Fictions (1944) by Jorge Luis Borges: Good cerebral fun

Borges is the most accessible of modernists and the greatest writer of the 20th century

It’s always worth reminding the general public that our time on Earth is much enriched if we devote a bit of it to reading Jorge Luis Borges. Some suspect him of being icily cerebral (story titles like Tlön, Uqbar, Orbis Tertius don’t help), but really Borges is the most fun and most accessible of modernists. And while he might warp or expand time, he’ll never waste it: the short stories in Fictions are masterpieces of condensation. Borges impishly ascribed his preference for the short story to laziness, claiming it was too much bother to set out “in five hundred pages an idea that can be perfectly related orally in five minutes.’ Why not pretend that books – even whole literatures and civilisations - already exist, and provide commentaries on them instead?

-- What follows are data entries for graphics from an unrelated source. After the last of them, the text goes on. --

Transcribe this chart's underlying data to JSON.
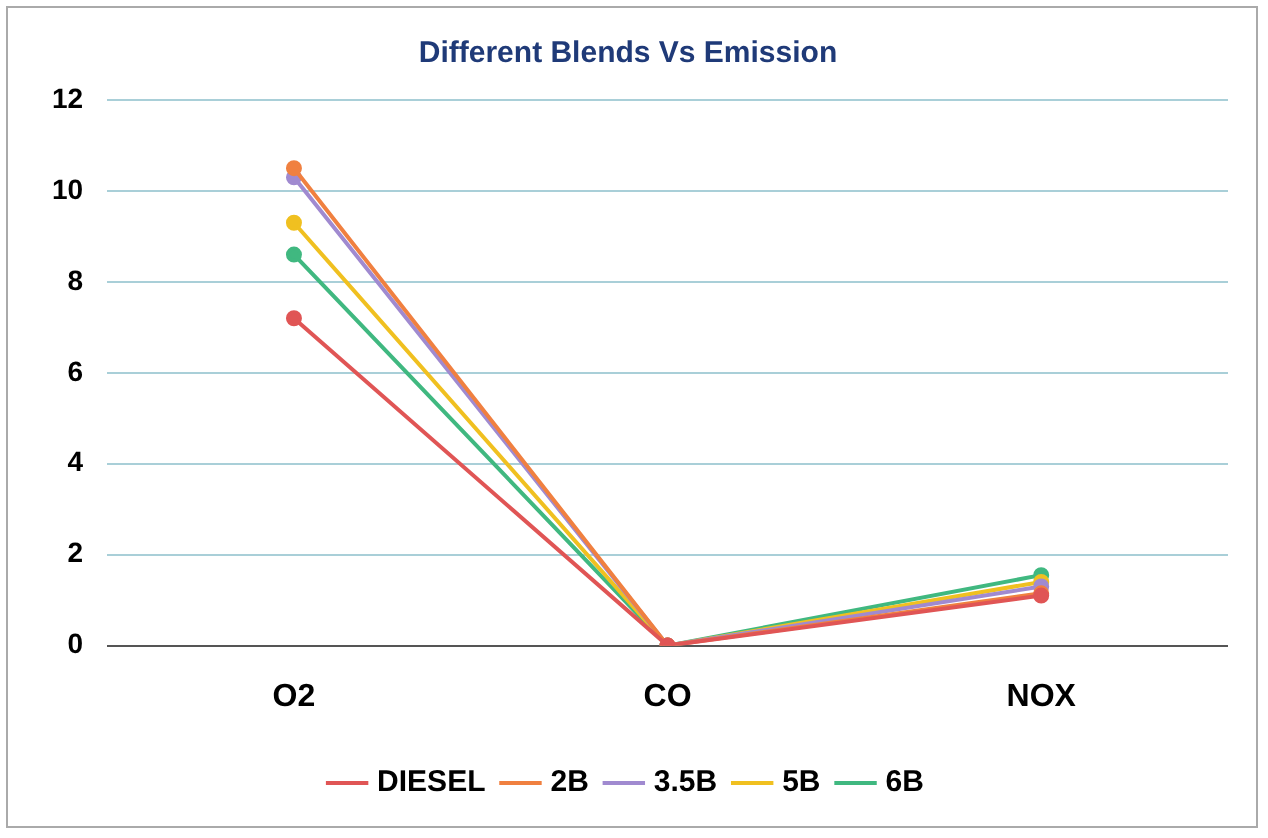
{
  "chart_data": {
    "type": "line",
    "title": "Different Blends Vs Emission",
    "categories": [
      "O2",
      "CO",
      "NOX"
    ],
    "series": [
      {
        "name": "DIESEL",
        "color": "#e05555",
        "values": [
          7.2,
          0,
          1.1
        ]
      },
      {
        "name": "2B",
        "color": "#f08040",
        "values": [
          10.5,
          0,
          1.15
        ]
      },
      {
        "name": "3.5B",
        "color": "#a08ad0",
        "values": [
          10.3,
          0,
          1.3
        ]
      },
      {
        "name": "5B",
        "color": "#f0c020",
        "values": [
          9.3,
          0,
          1.4
        ]
      },
      {
        "name": "6B",
        "color": "#40b880",
        "values": [
          8.6,
          0,
          1.55
        ]
      }
    ],
    "ylim": [
      0,
      12
    ],
    "yticks": [
      0,
      2,
      4,
      6,
      8,
      10,
      12
    ],
    "grid": "y",
    "legend": "bottom",
    "marker": "circle",
    "line_style": "solid"
  }
}
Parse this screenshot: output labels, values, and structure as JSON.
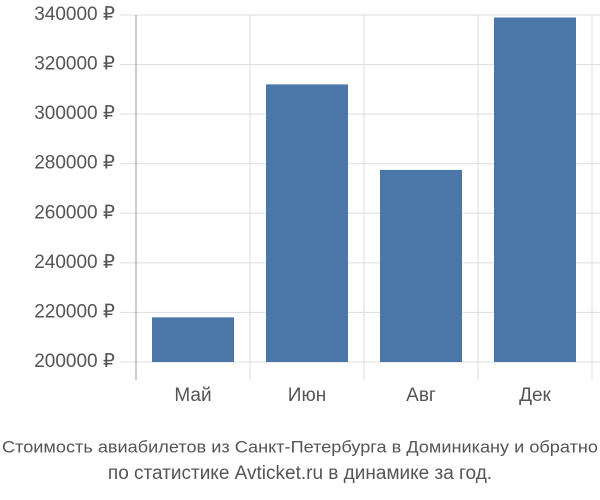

Traditionally, short stories offer glimpses into human lives, charting emotional configurations and interpersonal disquiets. With the publication of Fictions, it was as if an alternate literary universe had been discovered in which none of our familiar laws applied. In stories like The Circular Ruins, Three Versions of Judas, and The Garden of Forking Paths, Borges smashed together philosophy, heretical theology, science fiction, detective thrillers, fantasy and hoax in his high-literary supercollider. Dreams within dreams, narrative hypercomplexity, glimpses of infinity: Fictions conjures up a sequence of inadvertent metaphors for the dizzying universe that contemporary physicists were uncovering, as time and space proved spookier than we could have imagined.

The quantum comedy TV series Rick & Morty recently struck me as a vulgar pop cultural echo of the Borgesian Big Bang, with its head-spinning cosmological scenarios unfurled in 20-minute jolts. Wasn’t there even an episode in which Borges turned out to be a precocious teenager from a vastly advanced alien race, who came and revolutionised our primitive earth-literature just for kicks? Maybe not, but it’s easy to see Borges’s influence everywhere – not least because, in the literary century that followed him, it really is. Metafiction, postmodernism, even so-called autofiction: all of them are modulations on the Borgesian superstring. I’m calling it: he was his century’s greatest writer.